One gets the impression that Chrononauts could be a dry game. Our trials showed that it actually flows quickly and is pretty engaging even for non-historians. Fans of science fiction and time travel stories love the game of course but I was surprised to see how fun it was for casual gamers. Part of this may be because the rules are quite simple and each game card is packed with information as to how to use the card and when. Some of the appeal may also be the speed of play. Finally, I think some of the appeal is that each turn you are changing human history. In one sense this is an insanely geeky theme, but it's also an exciting and powerful one.

Chrononauts is certainly for older players and it will certainly sit best with people with find time travel at least remotely interesting. I think for the right players it's a great game and an insanely great value for the price. You can find it at Pandemonium Books in Central Square.

Pros: Great game design, simple rules, intellectually a blast

Cons: Theme may appeal more to some than others

Beyond the Basics: Expansions are available and the game has good replay value

Incan Gold- fun family adventure

Imagine that you are a teen and have moved to a small town from the city. You love to dance but in this small town dancing is against the law. You might find that to fit in you have to play a game of "chicken." Fortunately things have changed from the 80's. In 2009 it's no longer cool to play chicken with full size tractors. If Footloose was filmed today then Kevin Bacon would be playing chicken with a copy of Incan Gold.

In Incan Gold the players have to explore a ruined temple, pick up treasures and jewels, and get out unscathed. Specifically players take turns drawing cards from a deck and revealing them to the group. The cards may represent treasure found in the temple. They may represent some mysterious artifact found nearby the temple. Or finally the cards may represent a menace like a snake or trap. After the card is flipped the players decide secretly whether to "leave" the temple. If everyone leaves they split the accumulated treasure. If only one person leaves then that player gets all the mysterious artifacts. If some of the players leave they split up the treasure amongst themselves. If any players remain in the temple the play continues.

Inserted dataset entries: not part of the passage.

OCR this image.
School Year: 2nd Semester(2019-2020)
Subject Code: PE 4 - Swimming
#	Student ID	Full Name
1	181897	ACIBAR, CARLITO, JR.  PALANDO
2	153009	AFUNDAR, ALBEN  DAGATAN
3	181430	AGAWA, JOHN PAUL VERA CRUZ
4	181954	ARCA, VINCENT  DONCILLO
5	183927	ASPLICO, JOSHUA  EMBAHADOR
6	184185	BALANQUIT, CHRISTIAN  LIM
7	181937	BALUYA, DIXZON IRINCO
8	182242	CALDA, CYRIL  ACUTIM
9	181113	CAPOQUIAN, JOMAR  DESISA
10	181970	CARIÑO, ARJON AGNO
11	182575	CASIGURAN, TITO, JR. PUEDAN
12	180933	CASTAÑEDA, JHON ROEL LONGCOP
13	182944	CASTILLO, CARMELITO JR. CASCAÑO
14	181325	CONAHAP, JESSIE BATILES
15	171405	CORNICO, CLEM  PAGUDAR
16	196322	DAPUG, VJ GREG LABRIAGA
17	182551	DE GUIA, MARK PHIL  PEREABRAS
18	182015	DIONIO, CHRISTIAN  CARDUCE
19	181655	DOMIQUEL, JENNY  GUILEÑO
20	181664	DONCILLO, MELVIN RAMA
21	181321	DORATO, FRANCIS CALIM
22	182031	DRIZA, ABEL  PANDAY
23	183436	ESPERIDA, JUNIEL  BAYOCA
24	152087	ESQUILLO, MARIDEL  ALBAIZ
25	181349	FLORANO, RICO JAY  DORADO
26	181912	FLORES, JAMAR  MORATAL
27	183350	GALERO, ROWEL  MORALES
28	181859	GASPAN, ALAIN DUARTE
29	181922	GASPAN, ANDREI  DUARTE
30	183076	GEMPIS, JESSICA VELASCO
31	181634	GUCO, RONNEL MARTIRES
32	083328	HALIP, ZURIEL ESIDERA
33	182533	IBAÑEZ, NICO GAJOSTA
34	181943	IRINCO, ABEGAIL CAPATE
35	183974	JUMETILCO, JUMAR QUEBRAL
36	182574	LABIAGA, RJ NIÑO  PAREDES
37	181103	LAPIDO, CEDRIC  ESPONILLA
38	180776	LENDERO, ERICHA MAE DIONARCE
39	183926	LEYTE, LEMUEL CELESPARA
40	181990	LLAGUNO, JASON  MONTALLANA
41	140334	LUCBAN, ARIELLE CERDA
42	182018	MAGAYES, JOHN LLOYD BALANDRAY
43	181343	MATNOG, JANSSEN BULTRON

Play continues until two cards with identical menaces are drawn, for example two "snake" cards. At that point anyone still in the temple has to leave and they lose All the treasure. As you can see, the basic dynamic of the game is related to "chicken," the longer you stay in the temple the more treasure you could get, but at progressively greater risk. In addition if you have fewer players remaining in the temple then they will split up any treasure they find into fewer portions.

The fun of Incan Gold comes from the interactions between the players. Everyone is looking around the table to try and guess who is staying and who is running. If you trick others into running and you stay you may rack up the treasure, or you may be sent home with nothing because the next card was a second spider card. I find the game ideal for families because even younger children can get the basic idea. There's plenty of laughs as people take chances and either score big of get sent home with nothing. In addition almost everyone is likely to get some treasure so while there is an official "winner" you could argue that any explorer with a pile of gems has won in a way.

Incan Gold is simple and easy to learn. I wouldn't think of it as the game of the century but it's a good value and likely to be enjoyed by a wide range of ages.

Pros: simple rules, appealing concept, appeals to a good range of ages.

Cons: may be hard to find

Beyond the Basics: this is a "filler" game, it's simple and fun but fairly basic.

Incan Gold could be tricky to find, I might start with Hit and Run Games in Lexington or Danger Planet in Waltham. I suspect they could order it if it's not in stock.